To make the humanities more accessible, we must show our students the path from their studies to meaningful work. Humanities faculty are mistakenly resistant to integrating career development into their courses. A revelatory recent article in The Atlantic that showed how first-generation students were finding “personal and professional fulfillment in the humanities and social sciences” underscores the power of this strategy. Of course, many students do discover the inherent value of the humanities, yet not all students have that luxury. We must emphasize competencies as much as content, and help the majority of students translate and apply them across the education-to-employment divide.
Humanities education is a long-term investment in future leaders. To prepare graduates for the challenges of the job market, our departments are developing three skill sets that meet employers’ needs: critical thinking, communication and collaboration.
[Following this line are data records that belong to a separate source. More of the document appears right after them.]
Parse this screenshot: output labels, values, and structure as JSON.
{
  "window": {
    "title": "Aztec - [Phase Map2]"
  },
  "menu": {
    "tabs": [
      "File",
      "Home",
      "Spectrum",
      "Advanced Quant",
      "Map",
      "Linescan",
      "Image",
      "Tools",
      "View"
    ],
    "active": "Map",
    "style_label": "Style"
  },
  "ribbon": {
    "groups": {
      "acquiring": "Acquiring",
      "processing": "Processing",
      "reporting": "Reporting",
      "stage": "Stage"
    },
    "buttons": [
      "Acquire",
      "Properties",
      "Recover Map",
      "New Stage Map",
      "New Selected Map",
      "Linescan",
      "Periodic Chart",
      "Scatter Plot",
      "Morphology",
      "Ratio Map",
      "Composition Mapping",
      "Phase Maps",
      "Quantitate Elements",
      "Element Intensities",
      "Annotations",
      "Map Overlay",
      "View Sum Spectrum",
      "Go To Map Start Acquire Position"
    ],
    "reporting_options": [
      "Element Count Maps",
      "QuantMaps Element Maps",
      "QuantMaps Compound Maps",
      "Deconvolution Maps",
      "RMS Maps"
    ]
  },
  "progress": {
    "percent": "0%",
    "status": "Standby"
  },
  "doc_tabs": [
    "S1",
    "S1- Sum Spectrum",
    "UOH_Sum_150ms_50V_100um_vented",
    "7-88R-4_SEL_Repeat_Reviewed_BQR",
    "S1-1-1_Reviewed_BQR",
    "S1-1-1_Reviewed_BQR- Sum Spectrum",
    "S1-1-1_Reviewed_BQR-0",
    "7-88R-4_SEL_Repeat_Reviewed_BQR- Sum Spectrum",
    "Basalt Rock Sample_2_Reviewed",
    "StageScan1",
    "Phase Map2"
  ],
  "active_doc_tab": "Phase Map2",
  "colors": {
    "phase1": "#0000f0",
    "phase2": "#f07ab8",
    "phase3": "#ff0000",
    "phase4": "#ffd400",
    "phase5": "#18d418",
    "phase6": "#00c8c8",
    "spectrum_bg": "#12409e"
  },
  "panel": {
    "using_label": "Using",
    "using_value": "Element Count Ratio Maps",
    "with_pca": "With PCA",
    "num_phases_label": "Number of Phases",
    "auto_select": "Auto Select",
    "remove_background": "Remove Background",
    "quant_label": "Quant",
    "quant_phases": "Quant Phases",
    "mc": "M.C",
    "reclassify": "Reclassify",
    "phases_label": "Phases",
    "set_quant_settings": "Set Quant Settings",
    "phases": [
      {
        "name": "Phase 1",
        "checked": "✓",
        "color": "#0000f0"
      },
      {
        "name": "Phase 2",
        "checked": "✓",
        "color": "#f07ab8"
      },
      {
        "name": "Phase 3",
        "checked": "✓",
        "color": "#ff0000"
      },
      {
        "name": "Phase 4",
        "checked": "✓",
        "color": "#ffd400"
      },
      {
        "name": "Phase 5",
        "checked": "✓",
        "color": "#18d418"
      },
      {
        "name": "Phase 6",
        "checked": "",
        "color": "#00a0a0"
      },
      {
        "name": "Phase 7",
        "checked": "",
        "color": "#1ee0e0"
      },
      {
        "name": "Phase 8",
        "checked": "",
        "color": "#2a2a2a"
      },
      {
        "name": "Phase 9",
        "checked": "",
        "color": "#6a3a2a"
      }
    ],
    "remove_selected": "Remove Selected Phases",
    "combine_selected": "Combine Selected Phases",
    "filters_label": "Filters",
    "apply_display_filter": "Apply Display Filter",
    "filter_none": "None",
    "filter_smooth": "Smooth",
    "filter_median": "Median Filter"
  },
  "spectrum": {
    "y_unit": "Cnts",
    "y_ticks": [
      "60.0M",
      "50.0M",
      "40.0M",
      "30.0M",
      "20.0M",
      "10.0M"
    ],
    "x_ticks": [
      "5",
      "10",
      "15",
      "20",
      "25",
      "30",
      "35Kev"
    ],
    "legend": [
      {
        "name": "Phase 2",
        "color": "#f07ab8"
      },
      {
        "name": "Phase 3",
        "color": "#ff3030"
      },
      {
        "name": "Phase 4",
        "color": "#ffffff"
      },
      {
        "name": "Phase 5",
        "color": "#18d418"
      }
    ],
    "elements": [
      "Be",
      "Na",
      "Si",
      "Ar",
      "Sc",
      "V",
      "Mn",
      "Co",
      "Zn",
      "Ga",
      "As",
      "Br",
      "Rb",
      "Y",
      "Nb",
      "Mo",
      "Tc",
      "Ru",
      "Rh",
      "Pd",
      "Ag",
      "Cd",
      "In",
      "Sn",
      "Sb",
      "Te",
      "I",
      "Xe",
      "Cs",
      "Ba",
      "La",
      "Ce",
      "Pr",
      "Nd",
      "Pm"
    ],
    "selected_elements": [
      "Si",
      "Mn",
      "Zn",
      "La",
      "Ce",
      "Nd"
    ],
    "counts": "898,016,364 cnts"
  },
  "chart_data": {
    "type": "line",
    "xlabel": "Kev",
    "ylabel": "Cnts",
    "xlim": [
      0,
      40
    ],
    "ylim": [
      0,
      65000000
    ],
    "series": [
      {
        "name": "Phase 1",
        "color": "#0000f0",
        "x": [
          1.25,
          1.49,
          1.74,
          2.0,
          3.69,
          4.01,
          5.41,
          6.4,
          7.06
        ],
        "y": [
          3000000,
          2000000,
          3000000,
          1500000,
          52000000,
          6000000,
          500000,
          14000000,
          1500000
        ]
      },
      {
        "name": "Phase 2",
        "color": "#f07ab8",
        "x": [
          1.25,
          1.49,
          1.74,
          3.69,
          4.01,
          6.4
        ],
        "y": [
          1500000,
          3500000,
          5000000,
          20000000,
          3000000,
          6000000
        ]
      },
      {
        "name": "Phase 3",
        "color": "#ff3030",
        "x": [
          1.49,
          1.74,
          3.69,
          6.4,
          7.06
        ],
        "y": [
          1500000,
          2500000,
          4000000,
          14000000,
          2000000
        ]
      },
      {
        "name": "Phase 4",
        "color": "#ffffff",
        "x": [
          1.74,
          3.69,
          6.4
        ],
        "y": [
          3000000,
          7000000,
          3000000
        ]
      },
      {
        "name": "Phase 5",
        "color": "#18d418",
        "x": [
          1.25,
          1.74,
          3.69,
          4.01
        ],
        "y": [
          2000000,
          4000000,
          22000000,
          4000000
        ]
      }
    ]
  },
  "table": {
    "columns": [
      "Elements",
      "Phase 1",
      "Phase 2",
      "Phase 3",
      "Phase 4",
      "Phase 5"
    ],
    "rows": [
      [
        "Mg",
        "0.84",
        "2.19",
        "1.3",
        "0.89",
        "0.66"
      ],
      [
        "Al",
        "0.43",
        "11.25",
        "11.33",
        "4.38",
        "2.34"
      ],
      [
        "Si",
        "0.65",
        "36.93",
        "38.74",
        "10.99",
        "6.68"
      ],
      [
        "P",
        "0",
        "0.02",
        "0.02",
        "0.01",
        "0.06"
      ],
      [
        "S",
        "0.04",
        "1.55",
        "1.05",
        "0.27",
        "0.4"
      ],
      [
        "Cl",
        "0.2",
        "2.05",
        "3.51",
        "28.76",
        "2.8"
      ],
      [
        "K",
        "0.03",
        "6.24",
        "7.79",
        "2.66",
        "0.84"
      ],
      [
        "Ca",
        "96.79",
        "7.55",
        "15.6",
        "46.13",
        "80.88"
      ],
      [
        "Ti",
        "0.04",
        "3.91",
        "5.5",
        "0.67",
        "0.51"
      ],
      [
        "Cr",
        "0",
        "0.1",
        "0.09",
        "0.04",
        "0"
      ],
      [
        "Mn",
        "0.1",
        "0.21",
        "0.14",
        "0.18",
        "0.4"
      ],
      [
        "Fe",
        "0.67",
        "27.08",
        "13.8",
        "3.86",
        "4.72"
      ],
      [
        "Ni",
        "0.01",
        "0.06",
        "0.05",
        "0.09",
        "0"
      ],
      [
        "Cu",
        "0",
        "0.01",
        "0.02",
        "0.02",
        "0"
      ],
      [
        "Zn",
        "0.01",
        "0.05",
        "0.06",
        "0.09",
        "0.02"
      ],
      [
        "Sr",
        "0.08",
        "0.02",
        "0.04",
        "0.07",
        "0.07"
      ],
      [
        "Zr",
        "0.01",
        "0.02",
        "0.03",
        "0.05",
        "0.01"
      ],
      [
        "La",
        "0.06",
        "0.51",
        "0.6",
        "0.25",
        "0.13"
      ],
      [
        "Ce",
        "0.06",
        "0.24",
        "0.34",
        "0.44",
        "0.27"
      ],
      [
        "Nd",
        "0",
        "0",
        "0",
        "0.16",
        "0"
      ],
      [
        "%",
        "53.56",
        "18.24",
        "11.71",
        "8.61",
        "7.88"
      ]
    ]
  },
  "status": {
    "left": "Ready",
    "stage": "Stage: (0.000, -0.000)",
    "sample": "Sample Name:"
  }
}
We call these the three C’s skills. Together with a task force of faculty members from across the college, we organized UNCG’s first professional development day for students in the humanities. Attended by more than 250 students, the event included breakout sessions co-led by representatives of the faculty and career services.
Our keynote speaker, Laurin Titus, senior vice president in consumer marketing at Bank of America, enumerated how critical thinking, communication and collaboration contribute to success at the entry level and in senior leadership. In breakout sessions that followed, career services worked side by side with instructors from humanities departments to offer examples of exercises and assignments from their classes and how they could contribute to career development. In exit surveys, 99 percent of students surveyed indicated they will use what they learned in the sessions.
This month we are leveraging these workshops at UNCG to pilot online career development modules. Unlike stand-alone career courses, faculty members will embed these modules in their courses and integrate them into their curricula. This approach brings translation to the moment of skill creation. It is only possible through close collaboration among faculty and career development offices.
Many faculty know their value in contributing to the three C’s, as the Partnership for 21st Century Learning’s “Framework for 21st Century Learning” suggests. They know critical thinking when they see it. Presenting the humanities as an obstacle to career advancement understandably puts faculty on the defensive. Yet faculty should be willing to mine curricula for assignments and stories that bring translatable skills to the fore.
The fact is that students are already learning many necessary skills and competencies for the professional work force in humanities courses. The awareness gap has distorted students’ perception of what employers want and clouded us to the value of the humanities. We as educators can correct this misconception by making the skills already learned explicit. We can close the awareness gap and make the humanities truly accessible.
To do this career services staff must reimagine themselves as educators, and professors must embrace their role in professional development. Only translation will show how what is valuable can also be useful.